If one wonders how the electorate got this angry, angry enough to elect Donald Trump, ObamaCare is a great case in point. Consider the pattern of Democratic disaster that unfolded after its passage in March 2010. Democrats lost the House in 2010 over it, then lost the Senate in 2014 largely on the same issue (among a few others). Obama has now presided over the loss of Democratic control over the White House, both chambers of Congress, a record number of state legislatures, and after last night, even more gubernatorial offices. Maybe refusing to deal realistically with popular opposition to government-run insurance markets had something to do with that, eh?

And then there's the Senate. Before the start of this election cycle, the Democrats had licked their chops at the prospect of control in the upper chamber, where the GOP had to defend 24 seats to just 10 for Democrats. They drafted old warhorses like Evan Bayh and Russ Feingold to rally voters to their standards, and most media outlets focused their analysis on whether the change in Senate control would lead to an easy ride for President Hillary Clinton even if the GOP held the House. All Democrats needed was to flip four Senate seats, and the field brimmed with vulnerable incumbents and open spots.
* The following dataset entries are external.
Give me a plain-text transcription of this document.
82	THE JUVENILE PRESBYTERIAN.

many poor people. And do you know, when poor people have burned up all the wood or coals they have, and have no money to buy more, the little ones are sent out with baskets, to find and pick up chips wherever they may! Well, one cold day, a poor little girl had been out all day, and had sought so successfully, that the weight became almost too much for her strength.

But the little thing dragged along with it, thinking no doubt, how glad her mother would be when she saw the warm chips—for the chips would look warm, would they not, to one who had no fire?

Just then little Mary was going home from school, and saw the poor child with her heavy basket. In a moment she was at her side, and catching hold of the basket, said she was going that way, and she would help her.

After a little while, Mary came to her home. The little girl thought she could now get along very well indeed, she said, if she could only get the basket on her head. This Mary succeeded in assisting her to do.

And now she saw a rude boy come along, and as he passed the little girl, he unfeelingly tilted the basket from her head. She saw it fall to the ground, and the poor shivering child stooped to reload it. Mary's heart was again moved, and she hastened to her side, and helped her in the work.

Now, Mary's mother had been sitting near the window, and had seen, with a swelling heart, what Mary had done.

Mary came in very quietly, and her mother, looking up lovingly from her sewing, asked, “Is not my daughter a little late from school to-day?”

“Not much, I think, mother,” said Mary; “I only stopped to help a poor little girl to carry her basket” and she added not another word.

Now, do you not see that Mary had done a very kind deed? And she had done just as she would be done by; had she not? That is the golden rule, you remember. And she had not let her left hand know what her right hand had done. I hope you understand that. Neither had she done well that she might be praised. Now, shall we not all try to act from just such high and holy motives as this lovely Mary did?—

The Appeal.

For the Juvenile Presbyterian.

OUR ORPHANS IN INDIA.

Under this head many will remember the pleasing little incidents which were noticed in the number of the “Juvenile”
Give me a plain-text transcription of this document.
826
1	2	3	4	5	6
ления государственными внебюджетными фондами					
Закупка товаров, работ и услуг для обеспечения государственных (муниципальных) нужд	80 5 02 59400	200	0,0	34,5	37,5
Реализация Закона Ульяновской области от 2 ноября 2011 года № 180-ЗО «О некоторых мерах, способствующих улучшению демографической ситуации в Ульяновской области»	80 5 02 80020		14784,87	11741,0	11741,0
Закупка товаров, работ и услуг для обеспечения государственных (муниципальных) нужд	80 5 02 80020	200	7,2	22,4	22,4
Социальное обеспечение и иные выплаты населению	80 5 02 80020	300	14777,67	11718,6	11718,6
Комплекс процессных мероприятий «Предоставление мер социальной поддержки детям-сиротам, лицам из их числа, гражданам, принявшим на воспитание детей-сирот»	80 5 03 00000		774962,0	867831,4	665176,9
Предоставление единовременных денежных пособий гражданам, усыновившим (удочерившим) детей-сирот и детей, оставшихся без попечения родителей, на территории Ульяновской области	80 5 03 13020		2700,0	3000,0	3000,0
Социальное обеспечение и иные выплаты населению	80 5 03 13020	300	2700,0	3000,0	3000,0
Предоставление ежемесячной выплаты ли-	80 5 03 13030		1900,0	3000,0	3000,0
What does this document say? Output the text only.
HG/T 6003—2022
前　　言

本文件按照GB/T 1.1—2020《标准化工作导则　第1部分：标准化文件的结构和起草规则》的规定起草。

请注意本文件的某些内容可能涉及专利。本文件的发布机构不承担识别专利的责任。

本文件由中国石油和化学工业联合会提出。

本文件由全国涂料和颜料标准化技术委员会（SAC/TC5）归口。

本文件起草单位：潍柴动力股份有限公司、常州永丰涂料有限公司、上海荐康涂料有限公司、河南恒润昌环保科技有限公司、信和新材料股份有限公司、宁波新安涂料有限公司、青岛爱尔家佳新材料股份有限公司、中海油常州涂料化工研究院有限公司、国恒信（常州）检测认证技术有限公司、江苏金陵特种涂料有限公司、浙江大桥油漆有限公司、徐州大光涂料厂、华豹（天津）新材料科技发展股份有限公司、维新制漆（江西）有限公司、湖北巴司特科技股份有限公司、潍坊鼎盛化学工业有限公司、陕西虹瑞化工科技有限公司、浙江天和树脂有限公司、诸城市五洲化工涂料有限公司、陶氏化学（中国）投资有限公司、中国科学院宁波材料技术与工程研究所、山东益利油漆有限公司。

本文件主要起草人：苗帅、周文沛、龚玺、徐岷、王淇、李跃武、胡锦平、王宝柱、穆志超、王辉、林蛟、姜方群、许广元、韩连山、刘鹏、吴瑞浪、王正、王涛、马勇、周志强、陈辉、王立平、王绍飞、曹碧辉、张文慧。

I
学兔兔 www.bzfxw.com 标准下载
Instead, Democrats only converted two opportunities — in Illinois and New Hampshire, giving them just 48 seats in the upper chamber. Bayh and Feingold didn't just lose; they got blown out. Republican Sen. Pat Toomey eked out a win at about the same margin as Trump won in Pennsylvania. GOP Sens. Roy Blunt and Richard Burr will still be around in 2017.

Those losses in supposedly easy-opportunity races don't just reflect Trump's surprising political strength. They demonstrate the depth of the passion against the establishment — and that includes the media. Three weeks ago, I wrote that the election system wasn't "rigged" against Trump, but media bias against him and Republicans in general had become painfully obvious — even as media outlets promoted Trump in the primaries to fill their wallets with advertising revenue. In the final month of the election, the same media picked up every attack line from Clinton in an attempt to shame voters into acquiescing to their worldview. Voters finally answered in the most direct way possible.

At its heart, the 2016 election stuck a thumb in the eye of the elites in both parties, but perhaps in both eyes of the establishment media and the Democrats with whom they ally. Any lessons to be learned from Tuesday's results must start here.